Point of order: Apartheid would still be enforced, absent a whole lot of foreign intervention (everything from the ‘Divest from South Africa’ movement to monetary and direct political aid from most of the west and, in the case of some of the ANC parties, the Soviet Union as well).
The Solidarity movement got a lot of political support from the West (and, probably, financial support- but I have no hard evidence on that); it didn’t occur in a vacuum- and Poland was always pretty singular as a SovBloc country; the Soviets never could do business there like they could in Hungary or Romania.
As even Ghandi pointed out: Ghandiism would have failed miserably (and messily) against any nation other than the British. It required a nation “civilized” enough and distracted enough by other affairs to not simply meet nonviolence with mass repression.
And, finally, without massive foreign intervention- including weapons, money, a major naval engagement, the risk of total war with a traditional enemy, and men of war from overseas willing to fight and die on our behalf- the American Colonies itself would never have achieved independance.
That is not the failure of WWII, thats the failure of appeasement and pacifism. You can hardly fault the allies for not defeating Germany quickly enough.
Are you serious? WWII cemented America’s status as superpower, was britains finest hour, and the years following the war for both perhaps the most promising and optimistic ever
again, that’s hardly the failure of WWII. If anything its the failure to adequaltely confront communist expansion, or in the case of Vietnam, liberals insistance on surrendering to it.
All of Eastern Europe owes their freedom and democracy to intervention by the United States and Ronald Reagan, and they damn well know and appreciate it.
And lets not forget Iran, where Jimmy Carter turned his back on the Shah and the subsequent democratic movement, approving the mullahs rise to power because, afterall, “they’re religious,” he said.
THANKS JIMMY #@%^&*#!!!
Peace through strength baby
It may be striking in one sense, but not in another.
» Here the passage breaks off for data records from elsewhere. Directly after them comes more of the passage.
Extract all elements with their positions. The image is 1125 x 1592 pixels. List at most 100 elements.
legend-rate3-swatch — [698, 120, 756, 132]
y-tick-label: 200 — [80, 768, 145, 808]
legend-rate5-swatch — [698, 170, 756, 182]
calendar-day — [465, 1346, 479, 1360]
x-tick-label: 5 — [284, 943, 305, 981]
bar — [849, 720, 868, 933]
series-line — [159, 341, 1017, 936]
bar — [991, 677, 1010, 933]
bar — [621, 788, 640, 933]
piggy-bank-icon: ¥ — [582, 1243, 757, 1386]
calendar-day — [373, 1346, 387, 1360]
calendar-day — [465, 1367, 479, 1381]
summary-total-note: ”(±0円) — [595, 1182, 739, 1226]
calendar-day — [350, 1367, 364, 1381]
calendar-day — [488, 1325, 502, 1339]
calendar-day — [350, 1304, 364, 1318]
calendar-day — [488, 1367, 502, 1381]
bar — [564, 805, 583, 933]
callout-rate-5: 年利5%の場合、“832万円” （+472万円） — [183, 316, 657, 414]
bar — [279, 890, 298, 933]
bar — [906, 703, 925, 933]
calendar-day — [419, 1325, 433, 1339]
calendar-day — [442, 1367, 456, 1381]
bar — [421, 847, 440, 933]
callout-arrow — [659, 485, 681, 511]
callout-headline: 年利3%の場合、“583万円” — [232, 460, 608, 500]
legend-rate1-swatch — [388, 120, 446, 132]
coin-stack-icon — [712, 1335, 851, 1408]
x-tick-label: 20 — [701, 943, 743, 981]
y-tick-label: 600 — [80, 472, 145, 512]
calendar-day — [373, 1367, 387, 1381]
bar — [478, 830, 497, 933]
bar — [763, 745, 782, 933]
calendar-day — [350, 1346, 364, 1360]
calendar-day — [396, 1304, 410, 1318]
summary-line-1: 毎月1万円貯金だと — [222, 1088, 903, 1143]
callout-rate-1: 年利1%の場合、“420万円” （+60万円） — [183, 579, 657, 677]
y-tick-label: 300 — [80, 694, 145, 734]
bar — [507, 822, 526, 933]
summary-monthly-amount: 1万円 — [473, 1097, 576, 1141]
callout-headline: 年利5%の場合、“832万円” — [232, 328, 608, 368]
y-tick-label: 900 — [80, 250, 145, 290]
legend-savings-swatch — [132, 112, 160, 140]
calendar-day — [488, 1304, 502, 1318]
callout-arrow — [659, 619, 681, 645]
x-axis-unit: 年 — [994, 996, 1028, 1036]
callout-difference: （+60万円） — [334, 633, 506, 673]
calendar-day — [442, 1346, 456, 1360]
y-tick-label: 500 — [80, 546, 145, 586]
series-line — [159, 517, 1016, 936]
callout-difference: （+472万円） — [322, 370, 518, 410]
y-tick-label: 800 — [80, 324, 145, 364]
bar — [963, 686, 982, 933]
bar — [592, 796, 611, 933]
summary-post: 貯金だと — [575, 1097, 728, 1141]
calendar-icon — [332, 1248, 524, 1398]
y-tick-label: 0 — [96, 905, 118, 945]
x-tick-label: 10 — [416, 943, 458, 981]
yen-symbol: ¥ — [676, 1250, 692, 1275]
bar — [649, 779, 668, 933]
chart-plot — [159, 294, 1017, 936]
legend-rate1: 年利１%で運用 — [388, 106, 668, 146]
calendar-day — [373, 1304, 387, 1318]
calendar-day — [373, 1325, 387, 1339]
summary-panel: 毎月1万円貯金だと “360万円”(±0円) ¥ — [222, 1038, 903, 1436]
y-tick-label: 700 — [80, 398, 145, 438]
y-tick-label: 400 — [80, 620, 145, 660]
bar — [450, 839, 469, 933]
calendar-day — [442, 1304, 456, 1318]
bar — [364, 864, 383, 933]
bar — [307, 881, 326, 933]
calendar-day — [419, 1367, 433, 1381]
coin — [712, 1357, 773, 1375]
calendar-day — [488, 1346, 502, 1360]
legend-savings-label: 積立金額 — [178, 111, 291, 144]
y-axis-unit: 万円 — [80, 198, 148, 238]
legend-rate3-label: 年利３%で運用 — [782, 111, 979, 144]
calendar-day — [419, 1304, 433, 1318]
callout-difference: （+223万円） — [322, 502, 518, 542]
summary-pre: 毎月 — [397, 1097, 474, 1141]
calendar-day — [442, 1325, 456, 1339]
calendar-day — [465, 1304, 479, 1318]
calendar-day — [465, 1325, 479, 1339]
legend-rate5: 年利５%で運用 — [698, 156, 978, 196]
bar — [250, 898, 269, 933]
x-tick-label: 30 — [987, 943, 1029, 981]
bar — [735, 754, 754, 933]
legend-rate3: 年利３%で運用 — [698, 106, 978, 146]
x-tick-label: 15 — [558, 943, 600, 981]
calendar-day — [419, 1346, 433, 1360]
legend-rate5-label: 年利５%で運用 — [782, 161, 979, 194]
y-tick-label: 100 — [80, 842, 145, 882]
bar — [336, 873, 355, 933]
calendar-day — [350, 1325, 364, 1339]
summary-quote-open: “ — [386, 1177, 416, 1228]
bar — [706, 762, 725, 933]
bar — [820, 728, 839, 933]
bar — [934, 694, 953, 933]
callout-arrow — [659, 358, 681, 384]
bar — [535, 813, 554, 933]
Obama seems like a typical product of the movement that believed that wars were not worthy of study–unless, like Vietnam, those wars could be spun or presented in a way to make the U.S.A. seem as evil as possible. So it would hardly surprise me if he’d be clueless about WWII, among many others.
Well said, Kurt, very well said.
Did you all know that WW2 had evidence behind it? That our going into WW2 had nothing to do with any sort of “Bush Doctrine” tactics?
God of Biscuits: I’m sure Saddam nuking NYC would have been evidence too.
The Lesson of WWII was.. take down Hitler before 1939.